Meet our 25,000th members!
Over the last 51 years since Warwickshire Wildlife Trust was founded, we have received support from so many wonderful people in Warwickshire, Coventry and Solihull, and beyond. Recently we hit a huge milestone of 25,000 members and we spoke to John and Margaret, our 25,000th members, to find out why they joined and how they will enjoy their membership.
What inspired you to join Warwickshire Wildlife Trust?
"Friends of ours mentioned that they had joined and enjoyed visiting places that only WWT members had access to. We visited Brandon Marsh and thought about joining afterwards. We enjoyed visiting Ufton Fields and Wappenbury Wood for the first time during the pandemic, thanks to recommendations from friends. Our appreciation of the importance of local green spaces has increased during the pandemic."
What do you believe are the greatest threats to our local wildlife and greenspaces?
"HS2 is a significant local threat! We have been sad to learn of its impact. The prospect of using green belt land for housing is another cause for concern."
Which of our reserves and visitor centres are on your list to visit now that you are members?
"We are looking forward to our New Members Guided Walk at Whitacre Heath in October. Unfortunately, just after we joined I (John) developed an ankle problem which has caused difficulty in walking and has hampered our plans to explore. However, we were glad to discover that there is a Tramper that we can borrow at Brandon Marsh, so we are looking forward to a visit in early August."

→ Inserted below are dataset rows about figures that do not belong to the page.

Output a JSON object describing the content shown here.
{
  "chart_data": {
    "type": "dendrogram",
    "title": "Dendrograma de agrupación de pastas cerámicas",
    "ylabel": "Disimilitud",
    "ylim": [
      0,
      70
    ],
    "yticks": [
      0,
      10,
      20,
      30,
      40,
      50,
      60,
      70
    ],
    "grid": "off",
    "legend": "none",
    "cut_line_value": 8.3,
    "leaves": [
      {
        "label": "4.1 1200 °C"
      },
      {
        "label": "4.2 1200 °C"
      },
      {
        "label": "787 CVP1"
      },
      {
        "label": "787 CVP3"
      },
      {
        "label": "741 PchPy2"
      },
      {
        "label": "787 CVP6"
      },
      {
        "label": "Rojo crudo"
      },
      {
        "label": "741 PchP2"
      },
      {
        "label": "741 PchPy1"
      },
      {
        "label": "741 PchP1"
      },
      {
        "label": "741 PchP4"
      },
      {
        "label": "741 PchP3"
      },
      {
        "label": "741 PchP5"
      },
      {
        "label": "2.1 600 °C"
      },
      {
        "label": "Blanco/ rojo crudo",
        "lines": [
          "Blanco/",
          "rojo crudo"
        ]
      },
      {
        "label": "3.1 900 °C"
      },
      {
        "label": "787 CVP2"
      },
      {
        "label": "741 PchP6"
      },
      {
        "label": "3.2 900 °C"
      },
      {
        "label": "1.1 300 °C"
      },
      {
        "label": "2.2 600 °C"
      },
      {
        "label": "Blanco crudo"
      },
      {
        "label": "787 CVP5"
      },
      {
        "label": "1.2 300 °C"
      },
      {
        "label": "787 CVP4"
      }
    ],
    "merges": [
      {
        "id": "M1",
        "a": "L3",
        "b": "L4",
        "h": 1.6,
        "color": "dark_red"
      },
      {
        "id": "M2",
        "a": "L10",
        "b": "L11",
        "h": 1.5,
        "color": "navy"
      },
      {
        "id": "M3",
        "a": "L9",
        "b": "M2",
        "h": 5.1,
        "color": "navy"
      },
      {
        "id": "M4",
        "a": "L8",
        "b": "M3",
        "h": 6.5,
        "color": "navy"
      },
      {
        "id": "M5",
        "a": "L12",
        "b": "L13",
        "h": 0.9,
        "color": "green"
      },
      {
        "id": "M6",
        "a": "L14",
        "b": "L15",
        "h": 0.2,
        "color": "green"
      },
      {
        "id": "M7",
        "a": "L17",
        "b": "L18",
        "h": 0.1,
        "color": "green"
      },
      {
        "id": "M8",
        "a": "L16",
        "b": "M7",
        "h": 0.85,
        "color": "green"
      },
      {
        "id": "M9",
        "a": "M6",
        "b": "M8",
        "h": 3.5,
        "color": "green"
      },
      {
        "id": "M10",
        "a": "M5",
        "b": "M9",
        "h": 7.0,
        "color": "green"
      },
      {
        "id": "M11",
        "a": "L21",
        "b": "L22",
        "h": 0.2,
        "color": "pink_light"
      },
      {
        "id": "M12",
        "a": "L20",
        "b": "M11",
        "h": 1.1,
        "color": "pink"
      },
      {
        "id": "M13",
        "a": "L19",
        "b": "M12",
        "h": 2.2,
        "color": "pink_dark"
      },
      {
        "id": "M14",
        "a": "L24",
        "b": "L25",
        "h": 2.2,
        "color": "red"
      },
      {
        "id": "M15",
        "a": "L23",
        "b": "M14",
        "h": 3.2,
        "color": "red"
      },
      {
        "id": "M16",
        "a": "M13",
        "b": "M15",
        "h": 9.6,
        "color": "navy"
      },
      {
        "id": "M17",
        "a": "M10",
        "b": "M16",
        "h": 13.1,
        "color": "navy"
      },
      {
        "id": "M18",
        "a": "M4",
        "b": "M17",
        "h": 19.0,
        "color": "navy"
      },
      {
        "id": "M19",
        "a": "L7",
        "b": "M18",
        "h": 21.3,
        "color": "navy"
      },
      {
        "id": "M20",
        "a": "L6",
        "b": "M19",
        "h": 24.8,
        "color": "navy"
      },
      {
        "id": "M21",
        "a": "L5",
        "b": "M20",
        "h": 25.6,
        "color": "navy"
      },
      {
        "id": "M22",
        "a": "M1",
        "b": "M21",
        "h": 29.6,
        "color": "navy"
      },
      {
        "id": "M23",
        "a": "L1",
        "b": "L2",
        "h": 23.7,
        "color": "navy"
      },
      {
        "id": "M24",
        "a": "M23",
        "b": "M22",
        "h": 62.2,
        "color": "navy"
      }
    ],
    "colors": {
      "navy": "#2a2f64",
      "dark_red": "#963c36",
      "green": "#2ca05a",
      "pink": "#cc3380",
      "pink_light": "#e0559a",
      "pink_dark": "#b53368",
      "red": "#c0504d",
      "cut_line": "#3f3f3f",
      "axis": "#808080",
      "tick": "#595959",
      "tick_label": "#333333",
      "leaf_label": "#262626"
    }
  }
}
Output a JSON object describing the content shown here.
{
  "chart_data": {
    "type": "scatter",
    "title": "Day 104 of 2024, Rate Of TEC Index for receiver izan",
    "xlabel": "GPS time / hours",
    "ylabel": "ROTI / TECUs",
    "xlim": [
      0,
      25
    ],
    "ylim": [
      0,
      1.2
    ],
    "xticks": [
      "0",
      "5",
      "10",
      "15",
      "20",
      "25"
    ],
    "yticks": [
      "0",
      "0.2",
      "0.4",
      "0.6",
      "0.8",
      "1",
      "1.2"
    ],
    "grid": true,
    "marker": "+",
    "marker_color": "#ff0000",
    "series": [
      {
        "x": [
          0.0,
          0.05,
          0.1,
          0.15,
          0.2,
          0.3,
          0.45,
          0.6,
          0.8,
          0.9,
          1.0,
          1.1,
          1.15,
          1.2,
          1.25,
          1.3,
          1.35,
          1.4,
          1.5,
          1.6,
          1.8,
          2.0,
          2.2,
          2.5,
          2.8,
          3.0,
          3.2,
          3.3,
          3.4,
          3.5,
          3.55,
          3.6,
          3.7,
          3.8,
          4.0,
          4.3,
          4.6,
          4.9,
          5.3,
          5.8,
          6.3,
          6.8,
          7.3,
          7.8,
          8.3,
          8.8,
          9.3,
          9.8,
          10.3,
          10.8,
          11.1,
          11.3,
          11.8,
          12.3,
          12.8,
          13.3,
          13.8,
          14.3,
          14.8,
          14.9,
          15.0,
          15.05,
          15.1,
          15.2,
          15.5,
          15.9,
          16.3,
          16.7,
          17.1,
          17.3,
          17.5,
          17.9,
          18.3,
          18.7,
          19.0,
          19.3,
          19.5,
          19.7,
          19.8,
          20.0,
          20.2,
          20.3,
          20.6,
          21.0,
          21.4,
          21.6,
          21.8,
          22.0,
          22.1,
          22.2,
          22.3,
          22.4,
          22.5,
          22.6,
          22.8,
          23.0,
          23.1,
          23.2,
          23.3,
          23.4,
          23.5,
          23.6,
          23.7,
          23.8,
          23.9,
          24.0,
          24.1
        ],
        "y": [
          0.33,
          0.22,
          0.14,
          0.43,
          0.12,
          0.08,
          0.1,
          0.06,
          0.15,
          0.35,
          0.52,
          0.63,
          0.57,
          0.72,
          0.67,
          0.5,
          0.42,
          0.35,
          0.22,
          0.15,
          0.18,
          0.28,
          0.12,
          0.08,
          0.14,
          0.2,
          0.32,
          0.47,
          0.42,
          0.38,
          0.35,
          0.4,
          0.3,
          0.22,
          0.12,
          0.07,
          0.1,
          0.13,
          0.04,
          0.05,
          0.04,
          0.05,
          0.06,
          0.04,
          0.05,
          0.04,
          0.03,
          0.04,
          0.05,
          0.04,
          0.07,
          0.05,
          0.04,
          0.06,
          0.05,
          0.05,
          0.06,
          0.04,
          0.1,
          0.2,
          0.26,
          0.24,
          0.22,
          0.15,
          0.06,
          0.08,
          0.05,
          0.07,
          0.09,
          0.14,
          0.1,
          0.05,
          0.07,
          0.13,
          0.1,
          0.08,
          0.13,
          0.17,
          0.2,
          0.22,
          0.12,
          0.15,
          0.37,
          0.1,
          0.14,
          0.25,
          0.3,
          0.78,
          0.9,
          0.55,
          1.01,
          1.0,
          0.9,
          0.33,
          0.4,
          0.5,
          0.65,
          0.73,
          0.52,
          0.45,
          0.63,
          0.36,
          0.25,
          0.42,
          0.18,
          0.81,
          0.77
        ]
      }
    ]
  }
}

What species are you hoping to spot as your explore?
"We once saw a kingfisher at Brandon Marsh and it would be lovely to repeat that experience. Margaret would love to see badgers: we are sad to see, in the WWT magazine, that the Government plans to cull badgers. We will enjoy the natural variation emerging during each season of the year."
Why do you think it is important that people support their local Wildlife Trust?
"The pandemic has highlighted the importance of the natural environment as a place of recreation and healing. We should not take it for granted and cannot rely on the Government to preserve our natural heritage. Local involvement would be a more reliable way of ensuring the conservation of local natural environments. Events for children are important for future generations to appreciate the natural environment."